Вскоре мои быстрые ноги уже скользили по грубой обочине бесконечного асфальта Стрипа. Я добрался до скромного шоппинг-центра недалеко от даунтауна. Как большинство поселений в пустыне, Лас-Вегас не отличается разнообразием ландшафта: длинная ломаная линия Стрипа, известного также под названием бульвара Лас-Вегас, и боковые улицы, такие же затертые, как игральные кости в субботу вечером, на всем протяжении от международного аэропорта Макарена до центра города.
С другой стороны несколько авеню, идущих с севера на юг, и множество поперечных улиц делят карту города на однообразные квадраты. Если не считать изломанного Стрипа и хайвея номер пятнадцать, который идет параллельно ему, весь город сверху напоминает сетку для игры в крестики-нолики. Наверное, поэтому некоторые называют наш городишко “тики-таки”.[60]
Если бы туристы слегка удалились от Стрипа и даунтауна с их неоновой роскошью, они были бы поражены убожеством города. Редкое здание достигает трех этажей, в основном здесь строят одноэтажные бунгало с каменными крышами. Вы не ослышались — камень используется для покрытия крыш. Наверное, люди, которым нравится здесь жить (а таких много), просто ударенные по голове.
Можно сказать, что, фактически, если бы не уникальная везуха с легализованным игорным бизнесом, здесь нечего было бы ловить вообще. Я мог бы и больше сказать, но не хочу порочить место, где родился.
Моя цель появилась в зоне видимости: книжный магазинчик “Трилл энд Квилл”, маленькое помещение с невзрачной витриной. Я притормозил, чтобы изучить выставленные на витрине тома. Хотя ассортимент здесь представляли одни убийства и насилие, книги в нем были все же подобраны с большим вкусом, чем на стенде “Пенниройял Пресс” в ААК.
На обложках книг в “Трилл энд Квилл” были запущенные сады и скрытые в тени фигуры, нитки жемчуга, открытые бутылочки со зловещим содержимым, множество ножей для разрезания бумаги — или это были кинжалы? — и, порой, изображения благородных кошек, обычно в виде силуэта. (Я достиг возраста, когда силуэт — не всегда лучшее мое изображение).

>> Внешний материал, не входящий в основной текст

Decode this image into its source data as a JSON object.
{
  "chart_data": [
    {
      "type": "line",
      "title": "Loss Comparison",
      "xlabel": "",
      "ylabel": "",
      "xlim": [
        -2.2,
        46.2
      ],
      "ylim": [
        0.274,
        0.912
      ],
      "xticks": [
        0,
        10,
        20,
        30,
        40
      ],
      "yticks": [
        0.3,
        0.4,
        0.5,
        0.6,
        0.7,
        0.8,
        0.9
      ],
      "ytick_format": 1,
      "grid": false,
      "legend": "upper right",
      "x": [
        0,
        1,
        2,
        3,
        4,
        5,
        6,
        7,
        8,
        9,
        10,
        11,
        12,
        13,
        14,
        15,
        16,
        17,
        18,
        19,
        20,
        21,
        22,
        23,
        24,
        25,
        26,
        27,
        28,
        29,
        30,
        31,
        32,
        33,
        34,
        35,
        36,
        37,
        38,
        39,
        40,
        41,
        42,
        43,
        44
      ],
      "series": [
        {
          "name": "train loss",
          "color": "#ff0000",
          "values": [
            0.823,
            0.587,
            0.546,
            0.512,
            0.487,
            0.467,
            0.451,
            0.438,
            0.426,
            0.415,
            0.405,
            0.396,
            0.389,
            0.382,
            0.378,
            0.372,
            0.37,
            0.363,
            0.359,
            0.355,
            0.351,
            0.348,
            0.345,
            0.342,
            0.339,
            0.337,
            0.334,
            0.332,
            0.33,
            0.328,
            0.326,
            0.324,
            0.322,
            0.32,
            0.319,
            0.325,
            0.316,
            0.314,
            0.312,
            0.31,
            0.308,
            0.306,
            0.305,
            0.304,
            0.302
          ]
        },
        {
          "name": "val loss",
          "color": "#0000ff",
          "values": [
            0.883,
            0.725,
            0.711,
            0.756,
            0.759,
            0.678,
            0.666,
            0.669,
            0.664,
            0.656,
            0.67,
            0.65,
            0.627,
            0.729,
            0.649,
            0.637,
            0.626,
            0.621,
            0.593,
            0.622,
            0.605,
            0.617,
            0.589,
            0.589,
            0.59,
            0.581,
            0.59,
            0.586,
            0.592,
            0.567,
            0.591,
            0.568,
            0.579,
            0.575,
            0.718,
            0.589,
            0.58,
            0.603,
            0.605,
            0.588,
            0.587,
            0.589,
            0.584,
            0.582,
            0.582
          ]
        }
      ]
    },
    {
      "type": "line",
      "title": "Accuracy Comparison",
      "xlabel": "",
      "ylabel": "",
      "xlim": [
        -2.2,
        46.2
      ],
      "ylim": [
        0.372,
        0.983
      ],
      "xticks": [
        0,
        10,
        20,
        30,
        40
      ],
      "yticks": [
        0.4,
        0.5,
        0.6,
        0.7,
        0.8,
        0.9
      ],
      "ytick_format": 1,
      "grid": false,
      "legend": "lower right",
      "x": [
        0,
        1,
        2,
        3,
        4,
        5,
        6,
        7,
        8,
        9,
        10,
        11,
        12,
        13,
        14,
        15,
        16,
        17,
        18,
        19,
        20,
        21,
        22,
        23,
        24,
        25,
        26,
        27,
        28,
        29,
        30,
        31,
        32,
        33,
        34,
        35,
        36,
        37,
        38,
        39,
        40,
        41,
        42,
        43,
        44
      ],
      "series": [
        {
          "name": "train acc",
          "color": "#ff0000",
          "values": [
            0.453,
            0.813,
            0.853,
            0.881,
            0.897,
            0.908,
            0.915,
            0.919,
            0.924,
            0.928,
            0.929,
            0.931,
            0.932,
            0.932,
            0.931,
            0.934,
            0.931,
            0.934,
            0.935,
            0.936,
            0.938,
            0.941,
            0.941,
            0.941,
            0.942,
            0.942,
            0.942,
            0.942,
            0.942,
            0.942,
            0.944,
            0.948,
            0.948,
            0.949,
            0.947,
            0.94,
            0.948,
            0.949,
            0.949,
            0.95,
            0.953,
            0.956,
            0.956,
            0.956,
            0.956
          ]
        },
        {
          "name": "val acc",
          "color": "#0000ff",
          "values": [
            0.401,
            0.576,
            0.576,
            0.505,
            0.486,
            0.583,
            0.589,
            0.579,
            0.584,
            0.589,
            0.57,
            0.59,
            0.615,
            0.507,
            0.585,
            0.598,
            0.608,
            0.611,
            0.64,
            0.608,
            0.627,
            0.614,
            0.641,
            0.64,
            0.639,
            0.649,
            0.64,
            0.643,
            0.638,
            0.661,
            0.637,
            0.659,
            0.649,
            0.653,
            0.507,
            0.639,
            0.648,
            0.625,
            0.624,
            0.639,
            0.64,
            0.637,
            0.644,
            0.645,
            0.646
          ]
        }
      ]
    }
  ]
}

Самый быдловатый из всех котов живьем разлегся в окне: лапы в белых носочках поджаты под грудь, на полосатой морде — выражение самодовольства.
Я прошелся туда-сюда по раскаленному тротуару, дабы обозначить мое желание войти в заведение. Он зевнул, показав не слишком белые зубы. Вот так одомашнивание способствует деградации древнего рода: недостаток натуральных волокон в диете не позволяет поддерживать крепкую физическую форму и убийственную остроту зубов.
Выждав достаточное время, этот хам, наконец, соизволил подняться, потянуться и нырнуть вниз, в недра магазина. Я устремился к двери с большими надеждами и соответствующими возгласами. Вскоре изнутри раздался настойчивый мяв, затем еще один. После этого дверь отворилась, но, вместо того, чтобы впустить вашего покорного слугу, она оказалась перегорожена крепкой ногой в высокой, мне на уровне носа, кроссовке фирмы “Рибок”.
— Не лезь сюда, старый развратник, — предупредил пронзительный мужской голос.
Через минуту мой приятель выплыл наружу — усы приглажены, ошейник, украшенный собачьими зубами, повернут так, чтобы медная бляха, свидетельствующая о прививке от бешенства, свисала прямо по центру груди. В общем, подходящий вид для того, чтобы настоящего уличного кота стошнило.
Впрочем, Инграм, — под этим именем, кстати, он известен среди друзей, — довольно смекалист в некоторых вещах, поэтому я готов мириться с его заморочками. Мы зашли за угол в тенистое местечко, которое Инграм обмахнул хвостом, прежде чем сесть. В жизни не видел такого утонченного придурка — похоже, жизнь в книжном магазине на некоторых сильно влияет. Я напомнил себе на всякий случай поменьше болтаться в ААК — вдруг это заразно.
Я ввел Инграма в курс дела с пропавшими знаменитостями. Он слышал про породу шотоландских вислоухих (очевидно, “Трилл энд Квилл” торгуют, вдобавок, справочниками по кошачьим), и сообщил, что фотографии этой парочки красуются у него в магазине на выставке новинок.
Я сказал, что и без него знаю, как выглядят пропавшие; я хочу знать, где они могут быть.
Инграм растопырил пальцы на задней ноге и принялся рассматривать аккуратно постриженный коготь. Наконец, он соизволил сказать мне, что ничего не знает. Если они и в городе, то их хорошо прячут, сказал он. Никто не слышал ночных серенад, исполняемых с гэльскими переливами, и ничья семейная жизнь не была потревожена вторжением иностранных мачо. Так сказал Инграм.